Bea understands the magnitude of Friday’s game. Before he and the senior class arrived in 2016, the program hadn’t reached the playoffs in nine years with just two state playoff appearances in school history (1974, 1999).
The Week 10 playoff stage isn’t new, though. Washougal is in the state preliminary round for the third time in four years. In those four years, a consistent staple at Washougal is Bea as a full-time defensive starter.
Head coach Dave Hajek had good reason to put Bea at linebacker freshman year. Not out of necessity, but rather Bea earned it back in spring ball of 2016 before the teen played a first varsity snap.
For safety reasons, the coach has a strict rule that no incoming ninth graders face varsity players during spring ball hitting drills. However, Bea was the exception after he stunned coaches with a pancake block (leaving a defensive player flat on their back) on a returning starter and incoming senior.
How many 14-year-olds can handle the physicality from an upperclassman?
“He could,” Hajek said of Bea, “and he was fine.”
Since then, Bea is a self-described punching bag. When not delivering hits, he absorbs them as a dual-threat tailback and slot receiver.
This season marks consecutive years leading Washougal in solo and total tackles. He has 88 solo tackles and five forced fumbles through nine games. On offense, he is Payne’s primary target with a team-best 578 receiving yards and five touchdowns.
“I come home with lots of bruises,” he said. “On offense, I try to get as many yards as I can, and defensively, I make sure they don’t get a yard.”
Hajek is in his third stint as Washougal’s head football coach, and he puts Bea in elite company as one of the program’s all-time bests. The coach draws Bea’s comparisons to Nathan Shepard, a four-year starter and two-time all-state tailback in the mid-1990s who rushed for more than 5,000 career yards.
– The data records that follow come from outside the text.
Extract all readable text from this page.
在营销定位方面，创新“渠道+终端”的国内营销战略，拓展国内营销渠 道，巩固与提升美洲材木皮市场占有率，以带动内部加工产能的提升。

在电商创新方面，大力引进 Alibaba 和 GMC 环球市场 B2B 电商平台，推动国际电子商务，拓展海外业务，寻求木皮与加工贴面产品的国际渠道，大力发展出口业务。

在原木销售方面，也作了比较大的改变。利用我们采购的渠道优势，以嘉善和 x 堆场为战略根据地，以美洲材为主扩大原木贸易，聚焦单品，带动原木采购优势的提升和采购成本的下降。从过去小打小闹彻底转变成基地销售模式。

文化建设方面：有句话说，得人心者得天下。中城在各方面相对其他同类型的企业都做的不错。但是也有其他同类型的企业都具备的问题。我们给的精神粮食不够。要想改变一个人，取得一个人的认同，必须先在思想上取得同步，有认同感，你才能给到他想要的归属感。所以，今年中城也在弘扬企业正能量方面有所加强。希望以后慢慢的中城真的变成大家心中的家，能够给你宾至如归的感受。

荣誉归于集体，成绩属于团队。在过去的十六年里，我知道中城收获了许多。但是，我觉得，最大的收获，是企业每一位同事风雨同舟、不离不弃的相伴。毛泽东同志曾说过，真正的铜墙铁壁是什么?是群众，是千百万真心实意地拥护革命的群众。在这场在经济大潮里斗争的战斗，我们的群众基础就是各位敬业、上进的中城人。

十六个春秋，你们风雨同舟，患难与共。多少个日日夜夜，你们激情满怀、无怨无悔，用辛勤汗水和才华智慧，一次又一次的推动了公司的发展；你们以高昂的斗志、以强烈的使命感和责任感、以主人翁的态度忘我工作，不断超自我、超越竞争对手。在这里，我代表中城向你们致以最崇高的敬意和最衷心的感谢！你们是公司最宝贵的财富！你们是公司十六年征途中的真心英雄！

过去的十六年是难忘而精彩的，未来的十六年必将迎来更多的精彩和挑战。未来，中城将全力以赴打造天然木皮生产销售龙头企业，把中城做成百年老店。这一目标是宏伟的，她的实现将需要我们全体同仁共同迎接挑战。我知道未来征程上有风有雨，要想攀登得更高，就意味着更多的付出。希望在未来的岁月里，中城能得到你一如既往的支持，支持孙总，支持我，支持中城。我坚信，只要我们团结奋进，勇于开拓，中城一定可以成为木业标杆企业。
“He’s that, but on the defensive side,” Hajek said.
When dissecting gamefilm from Washougal’s first go-around with W.F. West in late September, Bea nit-picks at preventable mistakes made that he takes personally.
Bea played quarterback that game for the injured Payne and scored the team’s lone touchdown on a 1-yard run.
He and the Panthers hope Friday’s outcome is different, and should it be, will prevail in their short-term goal that could make a long-term effect at Washougal.
Said Bea: “We want that a lot around here.”